Here’s how the committee sees the current situation: “While the Government’s broadband programme, BDUK, is on track to deliver access to 95 per cent of premises with superfast services by the end of 2017, there is a serious public concern that the UK is not adequately investing in critical telecoms infrastructure. The UK is a laggard by international standards in providing fibre connectivity. This could result in a widening, not a narrowing, of the digital divide; especially as demand for faster services escalates after 2020.”
When it comes broadband access infrastructure, BT rules the roost. Or rather, it does so via its local access network subsidiary, Openreach. But while Openreach and BDUK have achieved 90 per cent coverage so far, the government believes the programme has tackled the easier-to-reach premises within the so-called “interventions areas” first and has not delivered coverage to whole areas, resulting in a patchwork of premises that have not been reached and creating uncertainty among local residents. Furthermore, the committee is concerned about the lack of transparency in Openreach’s costs and deployment plans for BDUK, the apparent effect of which has been “to stifle local competition and thwart other network providers’ planning”. At the same time, “Openreach’s historically poor service record has failed to improve in the face of escalating demands on the network”.

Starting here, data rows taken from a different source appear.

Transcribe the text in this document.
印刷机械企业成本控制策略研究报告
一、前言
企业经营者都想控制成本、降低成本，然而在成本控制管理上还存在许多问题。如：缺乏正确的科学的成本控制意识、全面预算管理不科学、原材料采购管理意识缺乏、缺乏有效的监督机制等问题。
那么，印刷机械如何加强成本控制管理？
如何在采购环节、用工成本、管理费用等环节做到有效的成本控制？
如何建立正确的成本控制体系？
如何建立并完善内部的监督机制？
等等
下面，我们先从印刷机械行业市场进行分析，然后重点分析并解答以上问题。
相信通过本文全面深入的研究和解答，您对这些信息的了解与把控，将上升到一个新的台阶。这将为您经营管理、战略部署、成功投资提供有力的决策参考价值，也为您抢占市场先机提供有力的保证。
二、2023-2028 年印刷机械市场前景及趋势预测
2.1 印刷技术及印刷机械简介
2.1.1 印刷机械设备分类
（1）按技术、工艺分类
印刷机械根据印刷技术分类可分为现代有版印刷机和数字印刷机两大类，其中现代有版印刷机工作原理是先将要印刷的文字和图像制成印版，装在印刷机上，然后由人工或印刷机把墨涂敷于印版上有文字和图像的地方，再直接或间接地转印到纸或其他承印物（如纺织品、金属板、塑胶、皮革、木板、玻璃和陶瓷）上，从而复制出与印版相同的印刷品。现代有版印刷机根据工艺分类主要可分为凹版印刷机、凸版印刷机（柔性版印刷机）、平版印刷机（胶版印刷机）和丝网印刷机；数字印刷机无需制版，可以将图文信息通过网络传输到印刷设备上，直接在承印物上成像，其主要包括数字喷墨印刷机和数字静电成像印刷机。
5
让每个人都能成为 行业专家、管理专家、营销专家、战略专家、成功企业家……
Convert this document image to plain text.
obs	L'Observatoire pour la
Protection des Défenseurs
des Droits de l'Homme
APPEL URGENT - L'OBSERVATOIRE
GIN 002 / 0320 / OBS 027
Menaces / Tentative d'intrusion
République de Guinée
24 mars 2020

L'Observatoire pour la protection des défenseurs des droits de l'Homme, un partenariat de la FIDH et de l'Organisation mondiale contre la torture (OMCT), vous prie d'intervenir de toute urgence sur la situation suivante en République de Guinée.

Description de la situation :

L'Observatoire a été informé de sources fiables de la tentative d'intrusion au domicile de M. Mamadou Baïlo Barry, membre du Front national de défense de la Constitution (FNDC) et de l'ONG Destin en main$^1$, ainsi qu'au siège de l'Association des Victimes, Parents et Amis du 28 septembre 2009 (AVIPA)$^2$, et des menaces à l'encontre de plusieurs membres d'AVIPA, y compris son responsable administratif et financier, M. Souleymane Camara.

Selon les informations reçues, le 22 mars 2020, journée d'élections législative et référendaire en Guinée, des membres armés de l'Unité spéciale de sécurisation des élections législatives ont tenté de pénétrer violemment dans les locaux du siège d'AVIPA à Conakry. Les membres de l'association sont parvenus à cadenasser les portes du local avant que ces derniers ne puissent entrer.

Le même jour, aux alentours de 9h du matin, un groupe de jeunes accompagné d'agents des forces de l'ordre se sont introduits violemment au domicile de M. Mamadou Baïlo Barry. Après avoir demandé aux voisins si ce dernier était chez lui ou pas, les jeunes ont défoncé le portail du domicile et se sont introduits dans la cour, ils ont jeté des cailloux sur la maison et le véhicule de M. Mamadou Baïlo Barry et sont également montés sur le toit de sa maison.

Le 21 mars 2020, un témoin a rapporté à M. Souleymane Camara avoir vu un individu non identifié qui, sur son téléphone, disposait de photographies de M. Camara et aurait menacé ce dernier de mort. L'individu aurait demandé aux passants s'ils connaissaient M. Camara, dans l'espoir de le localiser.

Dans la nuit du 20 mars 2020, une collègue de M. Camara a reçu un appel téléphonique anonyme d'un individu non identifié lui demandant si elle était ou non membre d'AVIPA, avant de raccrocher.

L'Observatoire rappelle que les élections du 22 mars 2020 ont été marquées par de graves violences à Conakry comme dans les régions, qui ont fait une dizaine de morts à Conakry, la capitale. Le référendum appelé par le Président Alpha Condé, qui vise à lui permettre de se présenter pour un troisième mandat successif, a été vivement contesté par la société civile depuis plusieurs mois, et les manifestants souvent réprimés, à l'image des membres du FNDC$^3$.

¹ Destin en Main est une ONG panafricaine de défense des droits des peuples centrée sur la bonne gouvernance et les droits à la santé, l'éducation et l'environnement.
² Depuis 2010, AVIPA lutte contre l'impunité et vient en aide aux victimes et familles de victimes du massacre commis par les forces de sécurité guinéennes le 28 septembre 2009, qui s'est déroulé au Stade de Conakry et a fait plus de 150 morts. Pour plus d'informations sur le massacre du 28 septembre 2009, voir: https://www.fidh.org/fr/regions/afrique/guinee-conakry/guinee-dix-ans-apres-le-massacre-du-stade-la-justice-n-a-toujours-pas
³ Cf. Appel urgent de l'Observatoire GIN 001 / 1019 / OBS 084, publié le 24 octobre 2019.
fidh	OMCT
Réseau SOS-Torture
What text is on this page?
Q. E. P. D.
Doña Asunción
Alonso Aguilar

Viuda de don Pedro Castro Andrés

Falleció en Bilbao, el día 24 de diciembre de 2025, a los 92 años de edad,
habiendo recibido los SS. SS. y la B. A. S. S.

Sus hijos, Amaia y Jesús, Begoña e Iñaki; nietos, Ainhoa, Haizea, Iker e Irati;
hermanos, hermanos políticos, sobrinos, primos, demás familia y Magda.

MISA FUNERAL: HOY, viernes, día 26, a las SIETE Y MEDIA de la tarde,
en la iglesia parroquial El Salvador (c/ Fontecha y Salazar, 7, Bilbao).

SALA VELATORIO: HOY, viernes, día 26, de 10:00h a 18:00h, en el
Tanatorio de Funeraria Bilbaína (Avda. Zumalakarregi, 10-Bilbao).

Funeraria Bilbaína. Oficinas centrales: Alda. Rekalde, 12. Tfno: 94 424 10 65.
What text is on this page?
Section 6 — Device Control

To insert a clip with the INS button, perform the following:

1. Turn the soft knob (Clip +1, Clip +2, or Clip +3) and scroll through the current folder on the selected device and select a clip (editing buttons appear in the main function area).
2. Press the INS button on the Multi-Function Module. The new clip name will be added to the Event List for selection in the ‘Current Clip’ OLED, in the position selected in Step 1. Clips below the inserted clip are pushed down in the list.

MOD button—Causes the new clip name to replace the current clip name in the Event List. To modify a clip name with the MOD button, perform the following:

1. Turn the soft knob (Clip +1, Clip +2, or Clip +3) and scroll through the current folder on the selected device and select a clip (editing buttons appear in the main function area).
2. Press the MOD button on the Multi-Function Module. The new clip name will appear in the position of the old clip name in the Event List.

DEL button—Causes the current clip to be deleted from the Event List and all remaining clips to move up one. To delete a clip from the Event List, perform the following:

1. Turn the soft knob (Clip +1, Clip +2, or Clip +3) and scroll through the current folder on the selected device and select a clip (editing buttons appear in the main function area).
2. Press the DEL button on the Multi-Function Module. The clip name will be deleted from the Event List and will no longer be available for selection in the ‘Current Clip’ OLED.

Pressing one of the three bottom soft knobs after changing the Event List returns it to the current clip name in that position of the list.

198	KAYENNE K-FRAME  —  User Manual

The government’s approach to providing broadband access to those in the “final five per cent” of the country is through the introduction of a Universal Service Obligation (USO) whereby homes and businesses would have the legally enforceable right to an affordable and reliable internet connection. If the goal is to raise the minimum standard for all, not to privilege an already well-served minority, argues the government, then there will be no advantage in setting the USO’s speed too high, especially on introduction, as this would dissuade investment. Which is why the minimum target, as proposed by Ofcom, is 10Mbit/s downlink, moving to 30Mbit/s by 2022.
Investment is at the heart of the argument, and the fact that while Openreach’s investments, including in fibre, have until this year, barely increased since 2009 – a case, says the committee, of Openreach “over-earning” substantially in relation to its cost of capital.
“There appears to be compelling evidence that BT Group is exploiting the position of vertical integration to make strategic decisions that favour the Group’s priorities and interests, at the expense of its access infrastructure business,” said the committee in its report. “BT does not lack access to capital. Its current structure allows it to use Openreach’s utility-type assets to cross-subsidise riskier activities elsewhere in the Group, while significantly under-investing in the access infrastructure and services on which a large part of the public rely.” So it now sees a pressing need to liberate more of BT’s financing for investment in broadband and the evolution of its telecoms infrastructure. It concludes that BT should be obliged to allow Openreach to raise finance independently in the capital markets in its own right, and to make investments that meet the business’s own cost of capital. It thinks Openreach would be an attractive investment vehicle to longer-term institutional investors, which could in turn facilitate increased investment in infrastructure.
In other words, as the accompanying government press release rather succinctly put it: “BT must put house in order or face split”. Just don’t expect BT to make any changes of its own accord.